Durch Hofbaumeister Graf Rochus zu Lynar erfolgte Ende des 16. Jahrhunderts der Anbau der quadratischen Erker zur Seeseite hin. Nach dem Tod Kurfürst Joachims II. blieb das Schloss Jahrzehnte verwaist. Erst Friedrich I. ließ das Schloss von Martin Grünberg und dem Festungsbauer Johann Heinrich Behr aus Spandau 1706 barock umbauen. Es bekam ein drittes Geschoss unter einem Mansarddach, weißen Putz mit Streifensockel und große Rechteckfenster. Die neue Königswürde von 1701 verlangte nach Aufwertung. Dabei integrierte man den zweigeschossigen Vorbau und polygonalen Treppenturm. Mit dem anfallenden Bauschutt wurde der ehemalige Wassergraben zugeschüttet, da die Verteidigungsanlage nicht mehr zeitgemäß war. Vom ursprünglichen Renaissancebau blieb die große Hofstube mit Arkade, Holzbalkendecke und aufgemalter Kassettierung erhalten. Stuckdecken hingegen kennzeichnen die barocken Räumlichkeiten. Die letzte Bauphase erfolgte um 1770 durch Friedrich II. Er ließ vis-a-vis zum Schloss einen langen Südflügel als Magazin für Jagdgeräte errichten. Das barocke Erscheinungsbild ist seither unverändert. Im 19. Jahrhundert senkte man den Wasserspiegel des Sees ab, um auf den Dahlemer Wiesen Torf zu stechen. Das Schloss steht daher nicht mehr direkt am See.

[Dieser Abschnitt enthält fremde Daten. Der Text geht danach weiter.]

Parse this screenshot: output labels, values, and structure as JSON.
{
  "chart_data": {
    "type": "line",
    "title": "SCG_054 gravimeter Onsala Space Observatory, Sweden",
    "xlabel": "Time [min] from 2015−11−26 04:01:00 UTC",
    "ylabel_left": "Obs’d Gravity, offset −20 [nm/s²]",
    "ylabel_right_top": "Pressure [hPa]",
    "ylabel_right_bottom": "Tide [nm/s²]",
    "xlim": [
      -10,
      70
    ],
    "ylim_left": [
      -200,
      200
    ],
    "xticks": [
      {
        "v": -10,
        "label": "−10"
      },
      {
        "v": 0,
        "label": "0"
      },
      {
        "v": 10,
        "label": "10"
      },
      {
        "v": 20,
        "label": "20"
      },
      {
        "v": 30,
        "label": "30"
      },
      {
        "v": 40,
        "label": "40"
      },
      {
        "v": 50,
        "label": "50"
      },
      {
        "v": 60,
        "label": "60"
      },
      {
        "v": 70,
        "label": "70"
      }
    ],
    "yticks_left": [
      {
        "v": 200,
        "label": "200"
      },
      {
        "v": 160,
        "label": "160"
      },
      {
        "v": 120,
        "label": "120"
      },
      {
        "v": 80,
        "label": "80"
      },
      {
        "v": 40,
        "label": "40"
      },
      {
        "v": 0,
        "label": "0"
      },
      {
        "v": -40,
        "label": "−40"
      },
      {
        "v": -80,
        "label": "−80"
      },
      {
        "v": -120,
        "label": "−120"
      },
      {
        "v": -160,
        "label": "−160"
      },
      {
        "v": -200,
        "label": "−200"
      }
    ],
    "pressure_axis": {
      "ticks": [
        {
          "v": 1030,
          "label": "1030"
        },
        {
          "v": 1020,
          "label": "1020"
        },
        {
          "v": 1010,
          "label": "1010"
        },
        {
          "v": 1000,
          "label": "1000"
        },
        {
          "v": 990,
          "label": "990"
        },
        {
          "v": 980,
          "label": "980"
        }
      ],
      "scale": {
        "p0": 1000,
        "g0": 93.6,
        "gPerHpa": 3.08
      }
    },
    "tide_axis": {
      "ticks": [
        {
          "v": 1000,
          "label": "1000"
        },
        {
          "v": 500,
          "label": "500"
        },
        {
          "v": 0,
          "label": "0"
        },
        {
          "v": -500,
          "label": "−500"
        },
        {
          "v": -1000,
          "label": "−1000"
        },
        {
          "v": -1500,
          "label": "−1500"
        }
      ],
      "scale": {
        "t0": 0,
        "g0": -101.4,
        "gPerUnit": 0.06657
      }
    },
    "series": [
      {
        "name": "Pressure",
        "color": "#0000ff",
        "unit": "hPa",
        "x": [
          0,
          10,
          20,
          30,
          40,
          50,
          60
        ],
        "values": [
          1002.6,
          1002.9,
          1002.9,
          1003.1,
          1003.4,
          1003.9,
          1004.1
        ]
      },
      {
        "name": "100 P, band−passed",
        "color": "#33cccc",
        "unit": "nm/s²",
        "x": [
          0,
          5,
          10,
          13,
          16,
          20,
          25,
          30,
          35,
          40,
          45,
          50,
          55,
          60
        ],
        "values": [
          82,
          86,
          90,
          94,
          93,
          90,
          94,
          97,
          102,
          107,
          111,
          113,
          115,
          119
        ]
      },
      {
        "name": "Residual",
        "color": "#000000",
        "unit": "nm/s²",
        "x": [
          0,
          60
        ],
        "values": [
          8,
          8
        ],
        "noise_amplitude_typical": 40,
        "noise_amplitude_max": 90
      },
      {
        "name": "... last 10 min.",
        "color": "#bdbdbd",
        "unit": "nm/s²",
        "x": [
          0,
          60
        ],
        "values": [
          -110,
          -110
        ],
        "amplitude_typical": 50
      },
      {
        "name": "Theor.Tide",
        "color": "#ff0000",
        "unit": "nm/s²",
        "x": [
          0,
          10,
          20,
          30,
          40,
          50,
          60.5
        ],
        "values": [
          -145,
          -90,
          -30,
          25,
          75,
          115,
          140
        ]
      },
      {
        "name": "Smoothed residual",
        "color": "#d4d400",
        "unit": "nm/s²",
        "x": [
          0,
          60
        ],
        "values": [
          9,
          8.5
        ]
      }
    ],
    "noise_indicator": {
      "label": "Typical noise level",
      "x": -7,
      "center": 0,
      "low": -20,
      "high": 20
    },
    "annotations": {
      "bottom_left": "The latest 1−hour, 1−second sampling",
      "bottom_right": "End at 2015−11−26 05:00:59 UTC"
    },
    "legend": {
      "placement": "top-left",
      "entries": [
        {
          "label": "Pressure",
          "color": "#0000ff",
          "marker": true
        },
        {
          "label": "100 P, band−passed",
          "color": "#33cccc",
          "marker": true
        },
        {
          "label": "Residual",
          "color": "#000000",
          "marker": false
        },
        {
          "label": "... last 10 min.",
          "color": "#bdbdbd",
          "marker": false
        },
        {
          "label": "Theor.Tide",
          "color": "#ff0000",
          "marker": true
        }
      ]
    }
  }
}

Jagdschloss Grunewald, Foto: Denkmalschutzbehörde

Der Jagdsitz gehörte nebenbei zu Hohenzollerns entlegenen Lustschlössern. Kurfürst Joachim ließ für seine Maitresse, die „schöne Gießerin“ Anna Sydow, hier eine Wohnung einrichten. Nach dessen Tod wurde die hübsche Tochter eines Glocken- und Geschützgießers der Sage nach lebendig in einem der Treppenaufgänge eingemauert. Ihr Geist soll im Schloss und über dem See noch heute sein Unwesen treiben. Auch die Geliebte von Friedrich Wilhelm II., Gräfin Lichtenau fand in Schloss Grunewald und auf der Pfaueninsel Unterschlupf.

Das Jagdfieber stieg ab 1828 noch einmal an: Prinz Carl blies zur Parforcejagd, der blutigen Hetzjagd mit Hundemeuten. Zur jährlichen Hubertusjagd wurden im November gerne ausländische Staatsgäste eingeladen, wie 1864 Zar Alexander II. Die immer häufigeren Jagdveranstaltungen verringerten den Wildbestand im Grunewald erheblich, so dass für das „Vergnügen“ Tiere von andernorts herbeigeschafft werden mussten. Siedlungsbau und die öffentliche Beliebtheit des Waldes führten schließlich dazu, dass der Grunewald 1904 als feudales Jagdrevier aufgegeben wurde. Seit 1915 ist er Naherholungsgebiet.

Die Schlossanlage kam in die Obhut der 1927 gegründeten preußischen Verwaltung der Staatlichen Schlösser und Gärten und ist seit 1932 Museum. Es beeindruckt vor allem mit seiner hochkarätigen Cranach-Sammlung. Kurfürst Joachim II. hatte sowohl den älteren als auch den jüngeren Cranach mit der Ausstattung seines Berliner Stadtschlosses beauftragt. Daher vermittelt die Sammlung heute ein eindrucksvolles Bild vom Kunstschaffen am Berliner Hof des 16. Jahrhunderts.

Jagdleidenschaft wird im Magazingebäude ausgestellt. Der Schlosshof mit seiner großteiligen Pflasterung bietet im Wald eine pittoreske Kulisse für Weihnachtmärkte und Konzerte. Ein kleines Café lädt von „Hundemeuten“ des heutigen Auslaufgebietes Gejagte zur Rast.